The amount of moisture will affect the softness and hardness of the dough. If the water is less, the rolling time of the dough will be shortened, the particles of the flour will not be fully hydrated, and the gluten will be more brittle. It will easily break the gluten shortly after the expansion begins. The gluten can no longer be fully expanded, so the quality of the bread made is poor. Conversely, if there is too much water, it will lengthen the roll-up time. Once the roll-up stage is reached, it is easy to break the gluten, so be careful. In addition, the amount of water absorbed by the flour also directly affects the addition of water, and it is necessary to grasp the amount of water absorbed by the flour.

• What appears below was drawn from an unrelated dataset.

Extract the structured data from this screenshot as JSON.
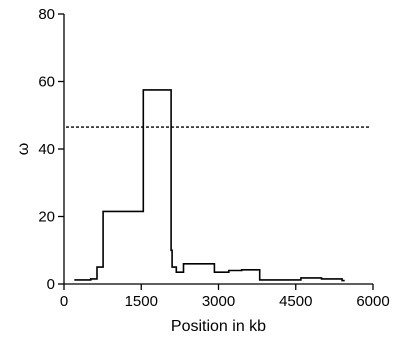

The lower the temperature of the dough requires a shorter roll-up time, and the extended time should be extended; if the temperature is high, the time required for the roll-up is longer. If the temperature exceeds the standard too much, the dough will lose good stretchability and elasticity, and it will not reach the extended stage after rolling up, making the dough crisp and wet, and has a great influence on the quality of the bread.
4. The amount of dough mixing
When mixing the dough, the energy of the mixer also has a certain load force. Too little and too much will affect the mixing time. In principle, the amount of one stirring of the dough is not less than one third of the specified amount and not more than the specified amount. in principle.
5. The impact of the formula
If there are too many flexible raw materials in the formulation, the time required for rolling up is longer, and the stirring time is also extended accordingly; if the toughness raw material is too much, the time required for rolling up is short, and the expansion time of the gluten is also short.